Parlamento
Orçamento Rectificativo aprovado inclui mais 79 milhões para a Madeira
por Sónia Cerdeira, Publicado em 12 de Dezembro de 2009
Teixeira dos Santos reconhece que errou nas contas. Oposição crítica, mas só BE votou contra.
"Só quem não faz previsões é que não comete erros. Corri esse risco das previsões e errei. E assumo". Foi assim que o ministro das Finanças, Teixeira dos Santos, justificou a nova alteração ao Orçamento do Estado para 2009, apontando uma quebra das receitas fiscais de 13,2%. Esta segunda alteração aumenta o limite de endividamento para 15.012 milhões de euros e foi ontem aprovada, na generalidade, na Assembleia da República, com os votos favoráveis do PS, contra do BE e abstenção da restante oposição.
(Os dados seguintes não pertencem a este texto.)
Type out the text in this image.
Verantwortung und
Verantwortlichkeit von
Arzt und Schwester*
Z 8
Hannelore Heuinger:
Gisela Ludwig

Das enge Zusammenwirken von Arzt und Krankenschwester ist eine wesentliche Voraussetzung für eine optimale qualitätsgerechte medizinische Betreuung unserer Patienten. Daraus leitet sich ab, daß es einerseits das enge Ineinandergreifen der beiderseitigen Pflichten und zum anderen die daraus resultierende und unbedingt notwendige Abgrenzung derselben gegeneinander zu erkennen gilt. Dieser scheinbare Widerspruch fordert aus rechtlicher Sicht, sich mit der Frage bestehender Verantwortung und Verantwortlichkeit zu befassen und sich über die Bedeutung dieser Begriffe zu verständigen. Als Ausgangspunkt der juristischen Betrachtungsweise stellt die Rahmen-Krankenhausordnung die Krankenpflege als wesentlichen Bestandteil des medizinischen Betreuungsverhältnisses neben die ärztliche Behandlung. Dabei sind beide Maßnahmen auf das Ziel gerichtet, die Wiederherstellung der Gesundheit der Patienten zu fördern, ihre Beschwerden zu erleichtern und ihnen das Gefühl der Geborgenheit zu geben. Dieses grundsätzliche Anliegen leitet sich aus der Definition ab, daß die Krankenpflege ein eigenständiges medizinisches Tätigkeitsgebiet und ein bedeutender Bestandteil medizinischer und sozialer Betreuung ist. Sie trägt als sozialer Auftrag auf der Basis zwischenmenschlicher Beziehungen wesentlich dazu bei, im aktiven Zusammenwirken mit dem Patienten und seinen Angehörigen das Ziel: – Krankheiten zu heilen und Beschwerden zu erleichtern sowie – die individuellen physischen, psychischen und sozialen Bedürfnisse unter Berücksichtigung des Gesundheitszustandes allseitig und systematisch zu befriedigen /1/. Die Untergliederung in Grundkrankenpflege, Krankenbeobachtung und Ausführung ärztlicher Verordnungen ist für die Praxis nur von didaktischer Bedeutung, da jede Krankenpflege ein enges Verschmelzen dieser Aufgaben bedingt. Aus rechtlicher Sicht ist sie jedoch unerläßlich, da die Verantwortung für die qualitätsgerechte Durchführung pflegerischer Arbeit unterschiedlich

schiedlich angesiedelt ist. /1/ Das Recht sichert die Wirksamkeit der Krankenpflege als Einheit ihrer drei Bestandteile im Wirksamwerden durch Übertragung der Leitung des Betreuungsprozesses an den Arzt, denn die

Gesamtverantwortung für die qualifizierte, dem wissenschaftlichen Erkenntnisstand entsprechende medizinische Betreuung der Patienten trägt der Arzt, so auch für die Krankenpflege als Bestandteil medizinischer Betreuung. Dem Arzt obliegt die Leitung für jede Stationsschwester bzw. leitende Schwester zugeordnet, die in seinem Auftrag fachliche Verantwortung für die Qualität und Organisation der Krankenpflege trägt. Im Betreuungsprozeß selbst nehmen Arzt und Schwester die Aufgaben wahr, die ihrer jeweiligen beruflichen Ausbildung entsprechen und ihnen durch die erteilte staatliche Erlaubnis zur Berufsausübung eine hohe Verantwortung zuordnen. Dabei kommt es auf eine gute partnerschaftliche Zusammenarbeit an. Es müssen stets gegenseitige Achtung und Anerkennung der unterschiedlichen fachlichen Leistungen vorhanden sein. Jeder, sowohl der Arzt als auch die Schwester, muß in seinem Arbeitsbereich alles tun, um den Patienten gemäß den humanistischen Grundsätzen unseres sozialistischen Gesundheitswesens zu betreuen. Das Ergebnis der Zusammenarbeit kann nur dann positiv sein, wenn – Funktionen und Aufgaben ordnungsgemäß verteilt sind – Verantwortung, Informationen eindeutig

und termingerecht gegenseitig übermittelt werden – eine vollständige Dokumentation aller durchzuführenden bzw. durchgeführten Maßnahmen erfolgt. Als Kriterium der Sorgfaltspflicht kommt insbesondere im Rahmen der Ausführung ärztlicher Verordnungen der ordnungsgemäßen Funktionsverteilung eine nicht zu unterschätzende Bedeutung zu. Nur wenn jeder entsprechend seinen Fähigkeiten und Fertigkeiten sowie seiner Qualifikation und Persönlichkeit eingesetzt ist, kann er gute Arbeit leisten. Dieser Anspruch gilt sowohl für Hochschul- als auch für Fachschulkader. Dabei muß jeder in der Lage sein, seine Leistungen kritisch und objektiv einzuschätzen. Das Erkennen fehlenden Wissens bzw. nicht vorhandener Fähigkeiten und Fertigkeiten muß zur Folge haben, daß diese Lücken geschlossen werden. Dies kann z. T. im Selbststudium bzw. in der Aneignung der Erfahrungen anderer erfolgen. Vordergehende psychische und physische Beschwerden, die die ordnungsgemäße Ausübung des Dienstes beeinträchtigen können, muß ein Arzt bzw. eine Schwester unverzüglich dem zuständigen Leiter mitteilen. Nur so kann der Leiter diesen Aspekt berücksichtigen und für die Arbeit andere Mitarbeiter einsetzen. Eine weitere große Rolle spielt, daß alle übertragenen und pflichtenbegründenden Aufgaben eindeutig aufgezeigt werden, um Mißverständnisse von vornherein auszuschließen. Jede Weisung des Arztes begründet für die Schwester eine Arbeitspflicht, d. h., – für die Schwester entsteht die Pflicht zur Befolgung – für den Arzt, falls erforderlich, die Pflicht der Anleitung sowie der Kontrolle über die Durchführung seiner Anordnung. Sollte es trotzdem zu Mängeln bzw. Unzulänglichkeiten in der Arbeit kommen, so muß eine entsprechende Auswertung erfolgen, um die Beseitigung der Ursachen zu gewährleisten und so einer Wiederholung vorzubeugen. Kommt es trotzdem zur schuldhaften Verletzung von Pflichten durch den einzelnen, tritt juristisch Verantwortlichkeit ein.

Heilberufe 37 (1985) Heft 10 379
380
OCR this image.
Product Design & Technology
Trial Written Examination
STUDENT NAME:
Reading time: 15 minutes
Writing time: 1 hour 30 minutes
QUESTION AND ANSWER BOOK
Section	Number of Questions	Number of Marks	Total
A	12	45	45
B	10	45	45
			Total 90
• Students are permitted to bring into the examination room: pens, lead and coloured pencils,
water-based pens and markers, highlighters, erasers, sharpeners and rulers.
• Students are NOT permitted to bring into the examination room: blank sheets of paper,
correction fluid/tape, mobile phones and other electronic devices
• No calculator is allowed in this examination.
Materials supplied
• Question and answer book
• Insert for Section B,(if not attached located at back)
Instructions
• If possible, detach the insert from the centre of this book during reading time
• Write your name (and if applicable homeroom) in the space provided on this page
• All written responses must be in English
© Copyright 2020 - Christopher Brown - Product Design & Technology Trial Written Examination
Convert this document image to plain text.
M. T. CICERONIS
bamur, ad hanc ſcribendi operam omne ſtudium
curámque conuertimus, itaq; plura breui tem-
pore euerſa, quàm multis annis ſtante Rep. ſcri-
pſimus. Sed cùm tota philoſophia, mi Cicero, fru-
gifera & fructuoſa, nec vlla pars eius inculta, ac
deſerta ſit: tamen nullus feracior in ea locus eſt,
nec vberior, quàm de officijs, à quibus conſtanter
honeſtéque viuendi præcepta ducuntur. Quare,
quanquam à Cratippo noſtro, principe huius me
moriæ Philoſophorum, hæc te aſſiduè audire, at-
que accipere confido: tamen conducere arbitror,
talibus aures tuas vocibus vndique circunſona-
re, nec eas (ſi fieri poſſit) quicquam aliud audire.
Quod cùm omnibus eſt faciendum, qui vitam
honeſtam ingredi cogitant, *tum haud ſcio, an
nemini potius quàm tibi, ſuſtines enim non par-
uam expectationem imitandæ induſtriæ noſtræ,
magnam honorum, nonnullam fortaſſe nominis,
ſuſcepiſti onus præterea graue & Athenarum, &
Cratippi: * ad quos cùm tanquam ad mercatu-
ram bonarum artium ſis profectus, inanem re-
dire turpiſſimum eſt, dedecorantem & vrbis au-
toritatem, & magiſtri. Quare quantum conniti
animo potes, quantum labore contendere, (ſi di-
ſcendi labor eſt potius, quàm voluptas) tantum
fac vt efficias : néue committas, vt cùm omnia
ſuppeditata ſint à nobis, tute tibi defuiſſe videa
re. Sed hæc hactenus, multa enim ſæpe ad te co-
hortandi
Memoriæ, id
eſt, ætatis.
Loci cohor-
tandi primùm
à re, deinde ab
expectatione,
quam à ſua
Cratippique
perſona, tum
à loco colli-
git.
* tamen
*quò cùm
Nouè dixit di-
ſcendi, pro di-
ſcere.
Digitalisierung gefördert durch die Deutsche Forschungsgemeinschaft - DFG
Francisco Louçã justificou o voto contra do Bloco dizendo que a proposta apresentada "não responde às necessidades, não resolve problemas, não alivia dificuldades". É antes "a prova provada do laxismo e da falta de responsabilidade". Apesar de se abster, o PCP teceu duras críticas ao Governo pela voz de Honório Novo: "Esta dotação previsional mais parece um saco azul para o ministro das Finanças, Teixeira dos Santos gerir até ao final do ano."
José Pedro Aguiar-Branco, líder parlamentar do PSD, afirmou que agora o Governo "não vai ter desculpa para não governar". O PSD absteve-se porque senão "seriam as famílias e empresas a sofrer as consequências", explicou Miguel Frasquilho. Paulo Portas, líder do CDS, também justificou a abstenção para não penalizar a sociedade. A proposta do PCP para reforçar a Segurança Social com 60 milhões de euros foi chumbada pelo PS.
Dívida da Madeira O Parlamento aprovou, com a abstenção do PS, a proposta do PSD para que a Madeira possa contrair um endividamento até 79 milhões de euros. A proposta inicial era um endividamento até 129 milhões de euros e também para os Açores. A alteração ao projecto de lei foi o resultado de um acordo entre Governo e Governo Regional, explicou José Pedro Aguiar-Branco. Depois de Teixeira dos Santos ter afirmado que há "sinais claros de descontrole e indisciplina orçamental na Madeira", a posição do PS foi uma surpresa. Em declarações ao i, Ricardo Rodrigues, deputado do PS, garantiu que foi por "motivos de força maior". "Em causa estão os salários da função pública para Dezembro. Os madeirenses não podem sofrer pela má gestão do governo regional", explicou.